Stikeman Elliott and Dentons advise on $960-million takeover of oil and gas company

Storm Resources is producing 136 million cubic feet per day of natural gas

Stikeman Elliott and Dentons advise on $960-million takeover of oil and gas company

Alberta-based oil and gas production company, Canadian Natural Resources Limited, has agreed to buy Storm Resources Ltd. for a total purchase price of $960 million.

Under the deal, Canadian Natural will acquire all the issued and outstanding common shares of Storm for a cash consideration of $6.28 per Storm Share. As part of the transaction, Canadian Natural will also assume Storm’s total debt, working capital deficit and other monetary obligations worth $186 million. Stikeman Elliott LLP is acting as legal counsel to Storm. Dentons Canada LLP is acting for Canadian Natural.

Storm is an oil and gas exploration and development company which was incorporated in 2010. Under the deal, Canadian Natural will own Storm’s current production of 136 million cubic feet per day of natural gas and 5,600 barrels per day of natural gas liquids. The assets to be acquired by Canadian Natural will include Storm’s properties in Montney, British Columbia. Canadian Natural said that Storm’s land and production are located within Canadian Natural’s core area, providing opportunity to leverage synergies.
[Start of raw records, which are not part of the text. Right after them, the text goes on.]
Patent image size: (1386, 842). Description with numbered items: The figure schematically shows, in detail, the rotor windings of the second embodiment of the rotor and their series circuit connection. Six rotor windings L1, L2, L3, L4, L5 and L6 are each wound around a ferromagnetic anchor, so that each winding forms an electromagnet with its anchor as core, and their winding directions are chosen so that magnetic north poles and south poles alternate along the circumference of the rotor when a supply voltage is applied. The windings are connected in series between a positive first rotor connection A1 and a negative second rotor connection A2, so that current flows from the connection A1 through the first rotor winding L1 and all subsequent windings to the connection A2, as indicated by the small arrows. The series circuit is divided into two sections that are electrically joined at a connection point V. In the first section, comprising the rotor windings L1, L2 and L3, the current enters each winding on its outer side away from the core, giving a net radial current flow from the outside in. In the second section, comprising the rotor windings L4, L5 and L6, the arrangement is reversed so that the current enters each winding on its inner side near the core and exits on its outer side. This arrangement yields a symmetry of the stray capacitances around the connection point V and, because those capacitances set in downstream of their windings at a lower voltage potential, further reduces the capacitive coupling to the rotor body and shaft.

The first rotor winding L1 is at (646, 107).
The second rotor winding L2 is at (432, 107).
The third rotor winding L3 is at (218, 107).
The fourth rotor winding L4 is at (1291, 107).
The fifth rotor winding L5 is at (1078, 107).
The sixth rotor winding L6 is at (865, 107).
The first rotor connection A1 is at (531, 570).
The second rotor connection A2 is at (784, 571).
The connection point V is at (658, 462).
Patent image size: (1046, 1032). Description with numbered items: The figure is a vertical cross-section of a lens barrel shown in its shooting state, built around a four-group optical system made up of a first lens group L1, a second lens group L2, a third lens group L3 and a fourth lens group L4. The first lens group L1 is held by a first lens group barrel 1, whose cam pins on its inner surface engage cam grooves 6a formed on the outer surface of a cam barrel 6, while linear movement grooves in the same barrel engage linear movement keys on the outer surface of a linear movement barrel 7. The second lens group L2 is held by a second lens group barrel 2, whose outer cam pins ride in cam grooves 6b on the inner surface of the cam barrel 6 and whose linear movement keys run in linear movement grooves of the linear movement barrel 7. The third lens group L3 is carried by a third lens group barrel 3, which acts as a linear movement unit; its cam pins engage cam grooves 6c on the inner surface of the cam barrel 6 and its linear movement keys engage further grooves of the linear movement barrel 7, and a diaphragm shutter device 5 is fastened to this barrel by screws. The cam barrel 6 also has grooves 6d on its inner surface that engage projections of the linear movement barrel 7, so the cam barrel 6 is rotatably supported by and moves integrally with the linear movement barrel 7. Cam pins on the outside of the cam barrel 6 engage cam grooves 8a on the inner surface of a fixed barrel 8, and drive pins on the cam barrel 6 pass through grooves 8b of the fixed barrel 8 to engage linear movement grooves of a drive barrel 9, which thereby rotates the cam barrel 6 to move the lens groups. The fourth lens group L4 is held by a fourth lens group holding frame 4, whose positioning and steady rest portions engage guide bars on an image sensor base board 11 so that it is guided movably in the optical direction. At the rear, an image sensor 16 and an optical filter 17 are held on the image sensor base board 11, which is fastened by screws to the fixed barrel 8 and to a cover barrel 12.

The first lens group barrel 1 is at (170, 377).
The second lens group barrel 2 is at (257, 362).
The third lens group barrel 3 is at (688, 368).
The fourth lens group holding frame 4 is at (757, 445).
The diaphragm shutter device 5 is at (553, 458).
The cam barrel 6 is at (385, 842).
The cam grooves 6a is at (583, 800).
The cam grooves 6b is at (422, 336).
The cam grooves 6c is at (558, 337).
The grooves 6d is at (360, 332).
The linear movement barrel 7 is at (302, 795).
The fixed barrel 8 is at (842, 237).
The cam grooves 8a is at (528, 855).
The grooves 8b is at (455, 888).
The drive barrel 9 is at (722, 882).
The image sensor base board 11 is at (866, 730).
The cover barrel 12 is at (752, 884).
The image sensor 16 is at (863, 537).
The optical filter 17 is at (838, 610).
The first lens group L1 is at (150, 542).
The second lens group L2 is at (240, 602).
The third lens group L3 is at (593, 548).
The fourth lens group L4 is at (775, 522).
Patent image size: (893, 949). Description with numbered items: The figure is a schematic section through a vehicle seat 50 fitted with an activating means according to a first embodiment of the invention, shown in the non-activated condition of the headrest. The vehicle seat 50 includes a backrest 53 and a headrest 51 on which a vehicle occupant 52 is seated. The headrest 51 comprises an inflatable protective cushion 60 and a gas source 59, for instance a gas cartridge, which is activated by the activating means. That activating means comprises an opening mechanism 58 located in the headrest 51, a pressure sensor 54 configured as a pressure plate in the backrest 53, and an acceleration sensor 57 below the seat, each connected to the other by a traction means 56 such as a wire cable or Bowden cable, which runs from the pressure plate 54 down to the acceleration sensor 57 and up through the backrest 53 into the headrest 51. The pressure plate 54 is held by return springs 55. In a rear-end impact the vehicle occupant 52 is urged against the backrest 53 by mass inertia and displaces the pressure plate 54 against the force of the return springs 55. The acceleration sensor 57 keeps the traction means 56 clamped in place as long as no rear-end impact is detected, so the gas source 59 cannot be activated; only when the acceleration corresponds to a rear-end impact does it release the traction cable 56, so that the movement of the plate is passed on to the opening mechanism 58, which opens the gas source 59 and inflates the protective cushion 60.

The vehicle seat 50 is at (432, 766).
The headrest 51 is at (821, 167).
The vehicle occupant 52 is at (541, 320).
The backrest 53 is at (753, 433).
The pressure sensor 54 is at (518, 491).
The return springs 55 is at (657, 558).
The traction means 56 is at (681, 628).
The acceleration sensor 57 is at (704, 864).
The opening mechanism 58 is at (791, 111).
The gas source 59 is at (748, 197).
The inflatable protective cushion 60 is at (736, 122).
 “This acquisition provides existing production and infrastructure that complements our current assets in the area,” said Tim McKay, Canadian Natural’s president. “These operating areas provide opportunity for synergies within our current diversified portfolio. We look forward to working together with the staff currently employed by Storm.”

Canadian Natural is currently operating in Western Canada, the U.K sector of the North Sea and Offshore Africa. In June, Canadian Natural joined an alliance of companies operating approximately 90 per cent of Canada’s oil sands production. The alliance, Oil Sands Pathways to Net Zero initiative, works with the federal and Alberta governments to help Canada meet its climate goals.

The acquisition of Storm is expected to close in December and is subject to a non-completion fee of $43.5 million if the transaction is terminated in certain circumstances, including Storm’s acceptance of a superior proposal.